The White House announced Thursday evening that President Joe Biden on Friday will establish the first-ever White House Office of Gun Violence Prevention, to be overseen by Vice President Kamala Harris.

The office will focus on implementing and expanding upon executive and legislative actions, including the Bipartisan Safer Communities Act, “to reduce gun violence, which has ravaged communities across the country.”

Serving under Harris will be Stefanie Feldman, “a longtime policy advisor to President Biden on gun violence prevention,” and “leading gun violence prevention advocates Greg Jackson and Rob Wilcox.”

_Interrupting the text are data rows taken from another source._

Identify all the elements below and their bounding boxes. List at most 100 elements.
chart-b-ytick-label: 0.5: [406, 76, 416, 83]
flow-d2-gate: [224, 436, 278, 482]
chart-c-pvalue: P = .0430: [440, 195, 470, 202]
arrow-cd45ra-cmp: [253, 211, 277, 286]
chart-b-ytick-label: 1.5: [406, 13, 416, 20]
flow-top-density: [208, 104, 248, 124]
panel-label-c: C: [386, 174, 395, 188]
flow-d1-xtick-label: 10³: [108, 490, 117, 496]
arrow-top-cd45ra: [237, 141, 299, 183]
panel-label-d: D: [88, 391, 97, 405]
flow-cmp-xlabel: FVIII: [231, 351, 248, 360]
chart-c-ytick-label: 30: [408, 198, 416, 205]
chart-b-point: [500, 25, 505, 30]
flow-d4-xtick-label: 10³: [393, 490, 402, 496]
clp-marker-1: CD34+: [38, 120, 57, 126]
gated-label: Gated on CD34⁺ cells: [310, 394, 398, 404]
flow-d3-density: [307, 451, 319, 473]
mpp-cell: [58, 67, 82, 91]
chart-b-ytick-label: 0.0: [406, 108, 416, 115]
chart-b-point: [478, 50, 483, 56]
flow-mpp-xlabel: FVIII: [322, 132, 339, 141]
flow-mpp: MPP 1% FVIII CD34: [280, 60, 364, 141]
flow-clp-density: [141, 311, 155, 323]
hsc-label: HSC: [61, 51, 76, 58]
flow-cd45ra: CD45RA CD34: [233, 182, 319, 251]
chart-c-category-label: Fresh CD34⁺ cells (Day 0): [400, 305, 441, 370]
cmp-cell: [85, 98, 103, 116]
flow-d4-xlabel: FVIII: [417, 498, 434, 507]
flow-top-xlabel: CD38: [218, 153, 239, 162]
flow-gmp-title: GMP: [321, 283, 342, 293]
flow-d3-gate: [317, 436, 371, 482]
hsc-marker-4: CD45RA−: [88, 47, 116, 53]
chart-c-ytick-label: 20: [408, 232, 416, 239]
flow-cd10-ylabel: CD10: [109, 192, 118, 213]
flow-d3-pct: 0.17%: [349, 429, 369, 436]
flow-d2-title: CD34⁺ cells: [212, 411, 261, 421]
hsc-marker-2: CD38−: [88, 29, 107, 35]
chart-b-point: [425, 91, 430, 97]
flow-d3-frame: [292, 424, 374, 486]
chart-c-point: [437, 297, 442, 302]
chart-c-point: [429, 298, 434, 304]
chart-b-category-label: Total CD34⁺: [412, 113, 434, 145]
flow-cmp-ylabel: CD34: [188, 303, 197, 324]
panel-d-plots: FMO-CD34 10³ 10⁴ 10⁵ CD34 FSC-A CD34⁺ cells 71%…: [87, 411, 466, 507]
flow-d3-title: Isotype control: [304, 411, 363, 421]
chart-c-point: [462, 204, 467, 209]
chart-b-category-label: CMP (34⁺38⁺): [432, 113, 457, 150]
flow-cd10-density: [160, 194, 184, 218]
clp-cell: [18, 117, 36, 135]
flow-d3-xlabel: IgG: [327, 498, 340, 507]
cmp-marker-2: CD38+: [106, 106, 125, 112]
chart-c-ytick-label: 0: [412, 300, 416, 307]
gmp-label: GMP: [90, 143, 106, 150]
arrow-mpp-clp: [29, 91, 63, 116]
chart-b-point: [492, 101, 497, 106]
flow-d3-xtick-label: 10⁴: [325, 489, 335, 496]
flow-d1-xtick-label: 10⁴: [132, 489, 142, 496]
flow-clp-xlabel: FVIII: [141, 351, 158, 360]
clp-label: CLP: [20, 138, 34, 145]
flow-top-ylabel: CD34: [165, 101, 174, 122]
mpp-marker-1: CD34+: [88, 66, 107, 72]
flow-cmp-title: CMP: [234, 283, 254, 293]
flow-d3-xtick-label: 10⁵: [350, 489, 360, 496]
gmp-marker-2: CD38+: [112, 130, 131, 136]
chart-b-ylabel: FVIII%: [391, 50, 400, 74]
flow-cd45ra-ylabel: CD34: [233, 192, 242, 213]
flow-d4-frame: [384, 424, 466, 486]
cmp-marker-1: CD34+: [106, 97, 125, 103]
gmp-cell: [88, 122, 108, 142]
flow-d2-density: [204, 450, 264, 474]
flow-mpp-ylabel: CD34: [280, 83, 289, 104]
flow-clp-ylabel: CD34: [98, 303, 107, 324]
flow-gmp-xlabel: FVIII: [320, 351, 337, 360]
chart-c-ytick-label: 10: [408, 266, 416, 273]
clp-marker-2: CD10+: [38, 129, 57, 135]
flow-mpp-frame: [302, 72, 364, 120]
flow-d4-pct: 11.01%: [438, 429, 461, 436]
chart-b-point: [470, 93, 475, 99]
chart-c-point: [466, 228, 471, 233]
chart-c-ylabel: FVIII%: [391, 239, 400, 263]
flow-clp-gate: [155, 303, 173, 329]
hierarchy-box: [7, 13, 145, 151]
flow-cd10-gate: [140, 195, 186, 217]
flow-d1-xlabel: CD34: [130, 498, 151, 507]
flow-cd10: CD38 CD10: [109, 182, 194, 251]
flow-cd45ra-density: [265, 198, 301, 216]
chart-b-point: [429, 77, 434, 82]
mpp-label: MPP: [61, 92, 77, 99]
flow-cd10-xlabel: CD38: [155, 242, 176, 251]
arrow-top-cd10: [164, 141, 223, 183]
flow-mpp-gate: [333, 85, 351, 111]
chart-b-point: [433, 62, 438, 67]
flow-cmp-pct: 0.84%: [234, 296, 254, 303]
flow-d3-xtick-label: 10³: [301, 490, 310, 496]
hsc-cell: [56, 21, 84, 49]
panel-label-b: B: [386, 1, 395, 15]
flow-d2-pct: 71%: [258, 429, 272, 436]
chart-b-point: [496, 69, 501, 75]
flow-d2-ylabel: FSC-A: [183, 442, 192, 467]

“Every time I’ve met with families impacted by gun violence as they mourn their loved ones, and I’ve met with so many throughout the country, they all have the same message for their elected officials: ‘do something,'” Biden said in a statement.

The president noted his signing of last year’s bipartisan gun violence prevention law, a flagship legislative accomplishment for the administration, along with his issuance of more executive actions than any president in history to address this problem.

Calling these “just the first steps,” Biden said the establishment of the White House Office on Gun Violence Prevention will “build upon these measures and keep Americans safe.”

He also urged Congress to do more by passing legislation requiring universal background checks, and baning assault weapons and high capacity magazines.

In a statement, Harris said, “This epidemic of gun violence requires urgent leadership to end the fear and trauma that Americans experience every day.”

“The new Office of Gun Violence Prevention will play a critical role in implementing President Biden’s and my efforts to reduce violence to the fullest extent under the law,” she said, “while also engaging and encouraging Congressional leaders, state and local leaders, and advocates to come together to build upon the meaningful progress that we have made to save lives.”

“Our promise to the American people is this: we will not stop working to end the epidemic of gun violence in every community, because we do not have a moment, nor a life to spare,” the vice president said.

Then Vice President Biden hugs Brandon J. Wolf as he talks with family members of the victims and survivors in the June 12th mass shooting at the Pulse nightclub in Orlando, at the Amway Center in Orlando, Florida, June 16, 2016.
Wolf, a Pulse survivor, was recently appointed National Press Secretary of the Human Rights Campaign.